Who say's Corporate America has ethics?

Do most large corporate entities function on a certain amount of unethical behaviour? Should X amount of corruption be factored into every corporate environ’s equation of functioning properly?

I have worked in the corporate world for many years, I have seen the old replaced by the young, proud fathers and husbands bumping their secretaries, and financial reports embelished to show inflated gains.
I have worked in corporations who demonstrate the converse as well. Good working environments, open door management tactics, outsourcing their financial departments to try and thwart internal bias, quality control departments ensuring employees are happy…the whole nine yards…

Puting the facts together and looking at corporate life as a whole, I would go as far as to say that there is a certain underlying amount of corruption and unethical behaviour out there in each of the corporations I have worked for. But to me (working in the marketing and advertising/PR) realm, I can safely say I had the chance to stay away from the career busting, gigantic decision making aspect of corporate life. I basically try to get people to invest in the corporations I work for… But there is a certain amount of office flirtation, “…psst…don’t tell out supervisor …” and that kind of thing.
However, should we deduce these companies that are headlining lately (Enron, Worldcon, Xerox) started off their respective businesses wanting to breach the system by lying and cheating their way to world monopolies…? I doubt it.

Along the way, there were certainly corruptions and unethical practice, but I’d say those were the natural progression of monster corporations like the above mentioned. Cut a corner here, embelish that there, etc…etc… It’s companies like Arthur Anderson who ‘lose documents’ and ‘shred’ scandalous materials, that are making news groups turn their heads and perk up their ears. Unethical practices and scandalous happenings will forever be in corporate America, its the CEO’s who hope their company is not profiled on Dateline as having a ‘less than honest’ reputaion. Unethical practice is out there, no doubt, the question lies in can corporate giants limit and possibly irraticate dishonesty and unethical behaviour? Just how deep does this problem go with-in the corporate psyche? Can corporate corruption be stopped?

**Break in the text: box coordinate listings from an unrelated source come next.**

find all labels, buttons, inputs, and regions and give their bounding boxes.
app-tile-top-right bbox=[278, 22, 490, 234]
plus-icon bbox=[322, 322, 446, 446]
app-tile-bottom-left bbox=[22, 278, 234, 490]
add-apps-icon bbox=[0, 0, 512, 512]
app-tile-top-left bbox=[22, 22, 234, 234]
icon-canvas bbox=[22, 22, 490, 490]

Ironically, it can be curbed by the free market as a whole developing a moral compass. The only problem is right now the proverbial lodestone is missing, so it does not know what direction to point to.

capacitor, would you care to be less mystical with respect to the free market developing this compass?

Here, since it seems apropros, is the latest Krugman column on the recent spate of scandals. I think he does a good job here of explaning what’s been going on in each case with his ice cream parlor analogy.

BTW, I suspect that people “bumping” co-workers, including esp. people bumping subordinates, happens in many contexts, not just corporate ones. I have many thoughts on the issue of subordinate-bumping. That said, IMO, the issue of workplace bumpage and the issue of book-cooking in the Fortune 500 should be kept separate.

Mandlestam. I liked the article, and Krugman does put an interesting twist on his Flavors of Fraud.

From the Article:

There is much more to be said about this, but to sum it up, if an invester does not think your chunky monkey ice cream will sell, then change the name and LIE LIE LIE… Because it’ll sell in the future right? Wrong!!! Unless your Pfizer Inc and marketing something that will help a man with this male-hood. That problem will be around for ever!

as for the corporate bumping I could have left that out, I see your point, and yes it does transcend corporate worlds.